In [1]:
from collections import namedtuple
import numpy as np
import pandas as pd

## dealing with dupes


First up, some dummy data where we have repeated emails:

In [80]:
people = [("email@gmail.com", "123-456-7890", "NY"),
          ("email@gmail.com", "321-654-0987", "LA"),
          ("person@gmail.com", "123-789-4567", "WA"),
          ("dummy@gmail.com", "873-345-3456", "MN"),
          ("dummy@gmail.com", "123-345-3456", "NY"), 
          ("email@gmail.com", "000-000-0000", "KY")]

df = pd.DataFrame(data=people, columns=["Email", "Phone", "State"])
df

Unnamed: 0,Email,Phone,State
0,email@gmail.com,123-456-7890,NY
1,email@gmail.com,321-654-0987,LA
2,person@gmail.com,123-789-4567,WA
3,dummy@gmail.com,873-345-3456,MN
4,dummy@gmail.com,123-345-3456,NY
5,email@gmail.com,000-000-0000,KY


so how to think about dealing with duplicate values in a given col? I'm sure there is a clever way to do this fastly, but heres a (relatively) simple one.

It would be useful to know which one is the first dupe item, so we process that and ignore the others. So first up, I want to mark the first duplicate item.

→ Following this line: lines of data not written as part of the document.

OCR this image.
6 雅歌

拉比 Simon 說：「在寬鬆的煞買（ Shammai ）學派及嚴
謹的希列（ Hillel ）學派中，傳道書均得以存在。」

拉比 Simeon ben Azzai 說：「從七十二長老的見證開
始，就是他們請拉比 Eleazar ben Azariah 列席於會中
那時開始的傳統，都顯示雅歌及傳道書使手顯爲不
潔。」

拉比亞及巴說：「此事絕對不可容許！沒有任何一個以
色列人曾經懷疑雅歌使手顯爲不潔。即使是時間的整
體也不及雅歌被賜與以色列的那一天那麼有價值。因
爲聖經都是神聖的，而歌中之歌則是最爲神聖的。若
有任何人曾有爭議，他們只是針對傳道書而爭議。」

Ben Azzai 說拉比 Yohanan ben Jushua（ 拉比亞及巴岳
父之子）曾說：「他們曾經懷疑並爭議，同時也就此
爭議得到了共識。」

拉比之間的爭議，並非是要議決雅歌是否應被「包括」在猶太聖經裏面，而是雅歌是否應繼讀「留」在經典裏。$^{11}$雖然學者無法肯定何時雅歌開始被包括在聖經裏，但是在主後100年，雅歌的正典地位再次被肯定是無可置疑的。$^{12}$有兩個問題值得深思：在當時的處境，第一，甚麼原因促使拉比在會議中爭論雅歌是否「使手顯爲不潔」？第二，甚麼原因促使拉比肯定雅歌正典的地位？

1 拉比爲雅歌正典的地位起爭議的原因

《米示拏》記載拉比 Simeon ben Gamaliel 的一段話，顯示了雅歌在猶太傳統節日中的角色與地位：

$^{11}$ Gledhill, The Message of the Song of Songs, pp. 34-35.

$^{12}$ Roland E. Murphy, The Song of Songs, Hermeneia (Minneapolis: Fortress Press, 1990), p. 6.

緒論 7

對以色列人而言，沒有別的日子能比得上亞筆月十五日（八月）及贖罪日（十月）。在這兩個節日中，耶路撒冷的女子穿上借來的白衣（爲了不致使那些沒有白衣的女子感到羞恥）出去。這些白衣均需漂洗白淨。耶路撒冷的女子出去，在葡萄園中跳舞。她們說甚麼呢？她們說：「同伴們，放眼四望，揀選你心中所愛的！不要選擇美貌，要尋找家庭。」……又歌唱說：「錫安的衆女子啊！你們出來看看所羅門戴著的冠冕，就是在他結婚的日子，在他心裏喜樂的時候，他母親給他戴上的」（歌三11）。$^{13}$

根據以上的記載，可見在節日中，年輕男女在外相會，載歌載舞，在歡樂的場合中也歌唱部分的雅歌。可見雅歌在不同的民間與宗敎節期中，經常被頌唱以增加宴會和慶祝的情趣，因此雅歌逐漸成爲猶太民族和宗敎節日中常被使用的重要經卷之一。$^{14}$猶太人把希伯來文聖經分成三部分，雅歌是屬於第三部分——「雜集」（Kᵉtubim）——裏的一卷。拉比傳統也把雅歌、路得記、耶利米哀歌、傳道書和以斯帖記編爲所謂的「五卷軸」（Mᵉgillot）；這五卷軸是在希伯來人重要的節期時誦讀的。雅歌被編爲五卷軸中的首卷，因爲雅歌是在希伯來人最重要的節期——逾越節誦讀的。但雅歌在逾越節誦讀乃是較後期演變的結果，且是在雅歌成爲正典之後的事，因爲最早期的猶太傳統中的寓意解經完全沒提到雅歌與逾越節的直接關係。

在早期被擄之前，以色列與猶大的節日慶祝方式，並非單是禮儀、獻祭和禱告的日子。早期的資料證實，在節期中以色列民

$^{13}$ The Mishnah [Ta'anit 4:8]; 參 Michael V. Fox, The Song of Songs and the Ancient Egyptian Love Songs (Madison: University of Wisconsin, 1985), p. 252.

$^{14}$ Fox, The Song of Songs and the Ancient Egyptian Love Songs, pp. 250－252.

this looks complicated but what it does is: `gets a list of True vals for all the dupes` and does a AND with `a list of True vals for all first dupes`. 

In [81]:
df["first_dupe"] = df.duplicated("Email", keep=False) & ~df.duplicated("Email", keep="first")
df

Unnamed: 0,Email,Phone,State,first_dupe
0,email@gmail.com,123-456-7890,NY,True
1,email@gmail.com,321-654-0987,LA,False
2,person@gmail.com,123-789-4567,WA,False
3,dummy@gmail.com,873-345-3456,MN,True
4,dummy@gmail.com,123-345-3456,NY,False
5,email@gmail.com,000-000-0000,KY,False


so now we need a func to do some action with this new found knowledge of the first dupe:

In [82]:
def combine_rows(row, key="Email", cols_to_combine=["Phone", "State"]):
    """takes in a row, looks at the key column
        if its the first dupe, combines the data in cols_to_combine with the other rows with same key
        needs a dataframe with a bool column first_dupe with True if the row is the first dupe"""
    
    if row["first_dupe"] == True:
        # making a df of dupes item
        dupes = df[df[key]==row[key]]
        
        for i, dupe_row in dupes.iloc[1:].iterrows():   # skipping the first row, since thats our first_dupe
            for col in cols_to_combine:
                row[col] += ", " + dupe_row[col]
        # make sure first_dupe doesn't get processed again
        row.first_dupe = False  
    return row
    
df = df.apply(combine_rows, axis=1, result_type=None)
df

Unnamed: 0,Email,Phone,State,first_dupe
0,email@gmail.com,"123-456-7890, 321-654-0987, 000-000-0000","NY, LA, KY",False
1,email@gmail.com,321-654-0987,LA,False
2,person@gmail.com,123-789-4567,WA,False
3,dummy@gmail.com,"873-345-3456, 123-345-3456","MN, NY",False
4,dummy@gmail.com,123-345-3456,NY,False
5,email@gmail.com,000-000-0000,KY,False


Now we can run the pandas drop_duplicates command:

In [83]:
df.drop_duplicates(subset=["Email"], inplace=True)
df

Unnamed: 0,Email,Phone,State,first_dupe
0,email@gmail.com,"123-456-7890, 321-654-0987, 000-000-0000","NY, LA, KY",False
2,person@gmail.com,123-789-4567,WA,False
3,dummy@gmail.com,"873-345-3456, 123-345-3456","MN, NY",False


And done! so the whole thing could go into a func called `process_df` which takes in a dateframe and returns the modified one.